For preservationists, the story of the Meseritz Synagogue proved an all-too-familiar tale: The century-old East Village building was deteriorating. The congregation was dwindling, along with its finances.
So in July, when developers offered $750,000 for the East Sixth Street property – and a spot in the planned new building for the congregation to worship – the synagogue’s board voted overwhelming to sell.
Local activists immediately sounded a call to action – mounting their latest preservation effort as the neighborhood’s historic churches and synagogues become hot commodities in the age of gentrification.
“[Houses of worship] all over the East Side give up their plot of valuable land,” said Edwin Torres, “and developers give them a place in the basement.”
Torres, a community organizer who fought to save nearby St. Brigid’s Roman Catholic Church from demolition, is among those striving to preserve the historic religious architecture that punctuates the Lower East Side and the East Village. Though local lore, for some, tends to begin with punks and anarchists who flocked the areas in the 1970s, the East Side’s story rests much deeper in time.

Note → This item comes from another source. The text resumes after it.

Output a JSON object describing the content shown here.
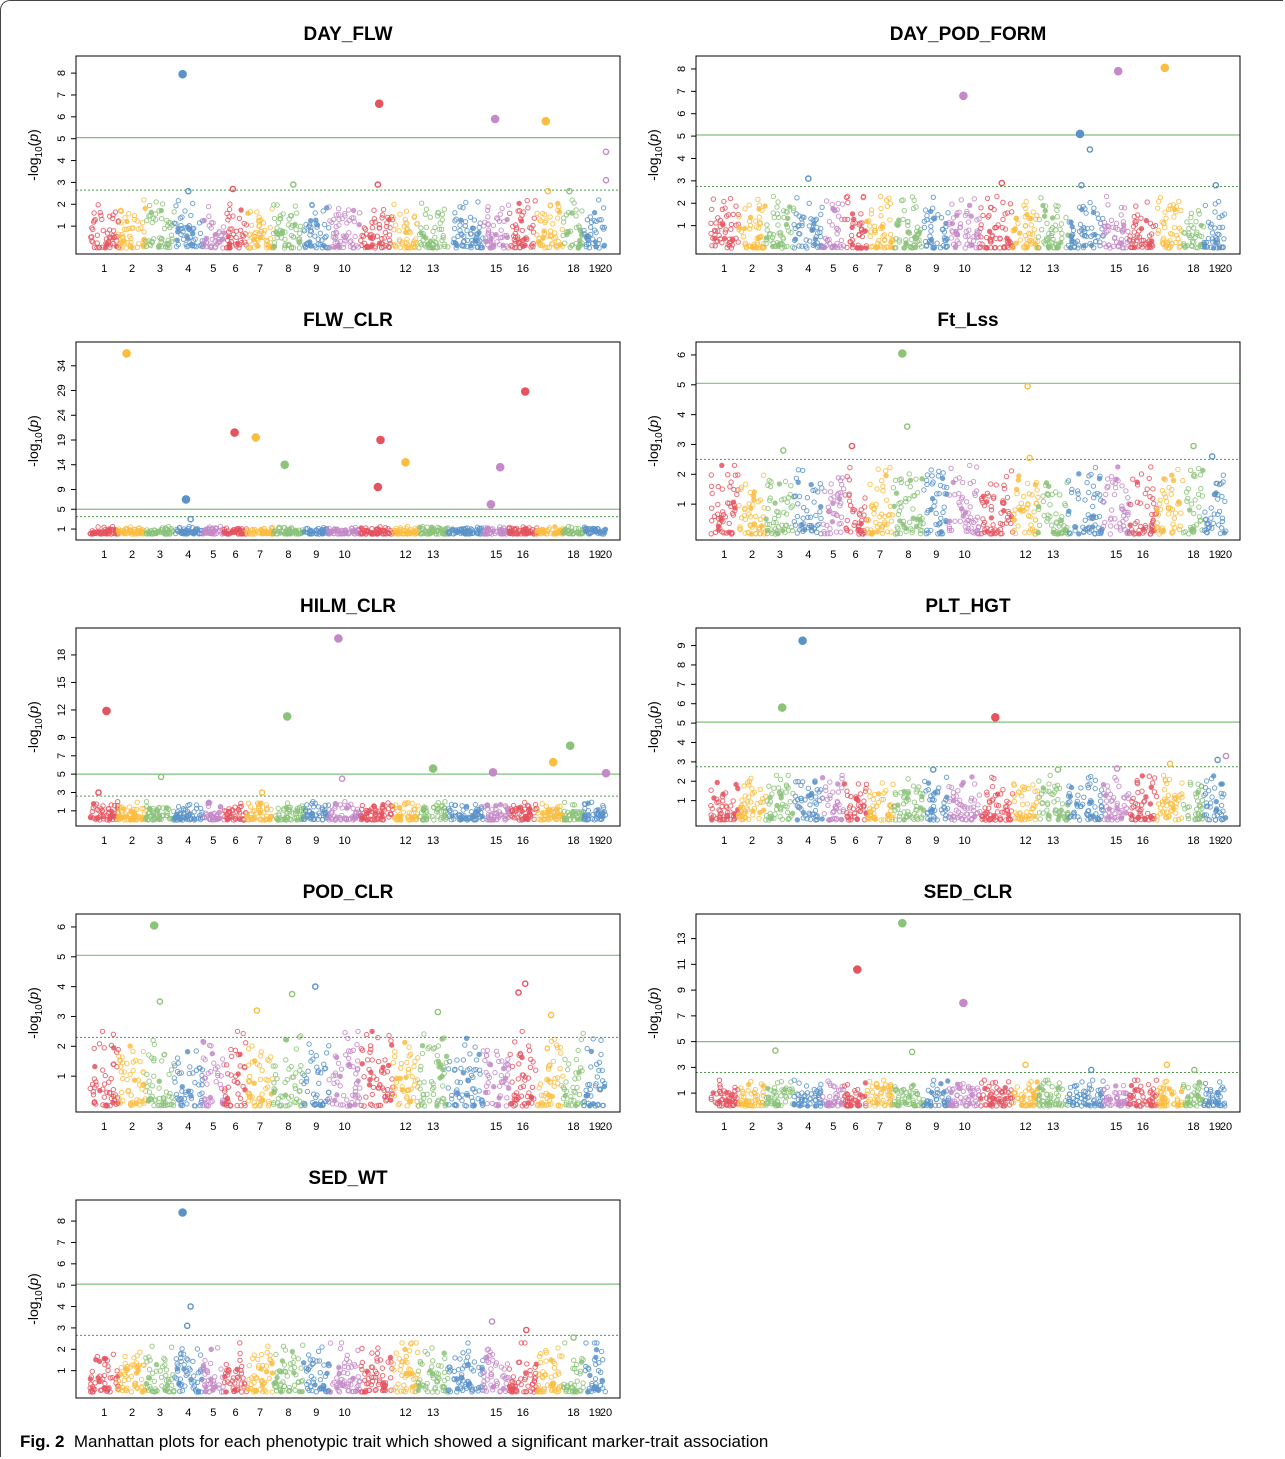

Generations of immigrants worked, lived and prayed in buildings that preservationists like Torres worry could become unrecognizable or simply be razed, under development deals. Their anxiety increases as glass towers replace tenements.
Preservationists are buoyed by success stories, like the Eldridge Street Synagogue. The community rallied to save the crumbling, circa 1887 building as it neared its 100th birthday. In 2007, after 20 years of restoration, the synagogue reopened as a museum.
The fight to save St. Brigid’s also appears to have been won. After the New York Archdiocese closed the parish in 2001, community and preservation groups convinced the New York State Supreme Court to rescue the building. An anonymous donor secured the 160-year-old church’s fate earlier this year by giving $10 million for its renovation.
A Cautionary Tale
Though developers rescinded their offer to buy the Meseritz Synagogue in August, preservationists aren’t ready to declare victory.
They look to St. Anne’s on East 12th Street as a reminder of what is at stake. While the church’s façade was saved, a 26-story dormitory for New York University students was erected on the property – creating what critics call an eyesore.
“There are some things that are sacred,” Torres said. “They wouldn’t think of doing that to the Washington Monument.”
For now, Meseritz remains as it has for a century. And that suits the synagogue’s longtime neighbor Mike Feeney, 75, just fine.
“When something gets over a hundred years old, you just don’t want to tear it down,” he said.